Marcegaglia La Procura di Napoli, nella persona del noto John Woodcock e del pm Vincenzo Piscitelli, indaga su Vittorio Feltri, Alessandro Sallustri e Nicola Porro (cioè il vertice del Giornale di Paolo Berlusconi) ipotizzando il reato di violenza privata nei confronti del presidente della Confindustria Emma Marcegaglia. Alla base di tutto un sms di Porro a Rinaldo Arpisella, portavoce della Marcegaglia: «Ciao Rinaldo, domani super pezzo giudiziario sugli affaire della family Marcegaglia» seguito, dopo quaranta minuti, da un «Adesso ci divertiamo, per venti giorni romperemo il cazzo alla Marcegaglia come pochi al mondo... Abbiamo spostato i segugi da Montecarlo a Mantova». Porro dice di conoscere Arpisella da anni e che i due messaggini erano uno scherzo («cazzeggio»).

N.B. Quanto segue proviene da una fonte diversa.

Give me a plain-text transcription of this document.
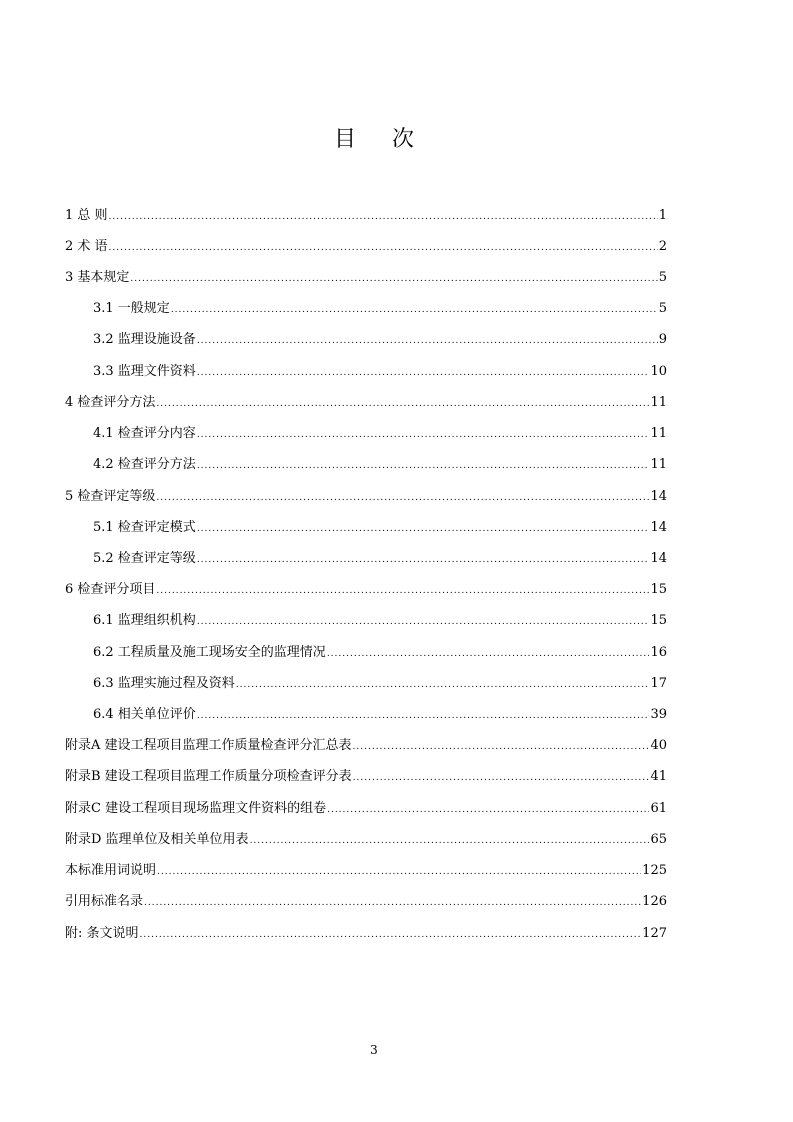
目 次
1 总 则 .....	1
2 术 语 .....	2
3 基本规定 .....	5
3.1 一般规定 .....	5
3.2 监理设施设备 .....	9
3.3 监理文件资料 .....	10
4 检查评分方法 .....	11
4.1 检查评分内容 .....	11
4.2 检查评分方法 .....	11
5 检查评定等级 .....	14
5.1 检查评定模式 .....	14
5.2 检查评定等级 .....	14
6 检查评分项目 .....	15
6.1 监理组织机构 .....	15
6.2 工程质量及施工现场安全的监理情况 .....	16
6.3 监理实施过程及资料 .....	17
6.4 相关单位评价 .....	39
附录A 建设工程项目监理工作质量检查评分汇总表 .....	40
附录B 建设工程项目监理工作质量分项检查评分表 .....	41
附录C 建设工程项目现场监理文件资料的组卷 .....	61
附录D 监理单位及相关单位用表 .....	65
本标准用词说明 .....	125
引用标准名录 .....	126
附: 条文说明 .....	127
3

Arpisella invece ci ha creduto, ha avvertito la Marcegaglia, questa ha chiamato Fedele Confalonieri e Confalonieri ha telefonato a Feltri, il quale ha negato l’esistenza di qualunque inchiesta o dossier. I magistrati napoletani sono venuti a conoscenza del fatto attraverso un’intercettazione che si riferiva a tutt’altro caso. E hanno proceduto ipotizzando che i tre giornalisti del Giornale siano più o meno dei ricattatori. Scandalo sproporzionato che ha visto diviso il campo della polemica al solito modo: i nemici di Berlusconi a sostenere Woodcock e la Marcegaglia (nel frattempo calmata: una sua intervista al Corriere è piena di lodi per Feltri), gli a difendere a spada tratta (stavolta) la libertà di pensiero, d’inchiesta ed eventualmente di dossier.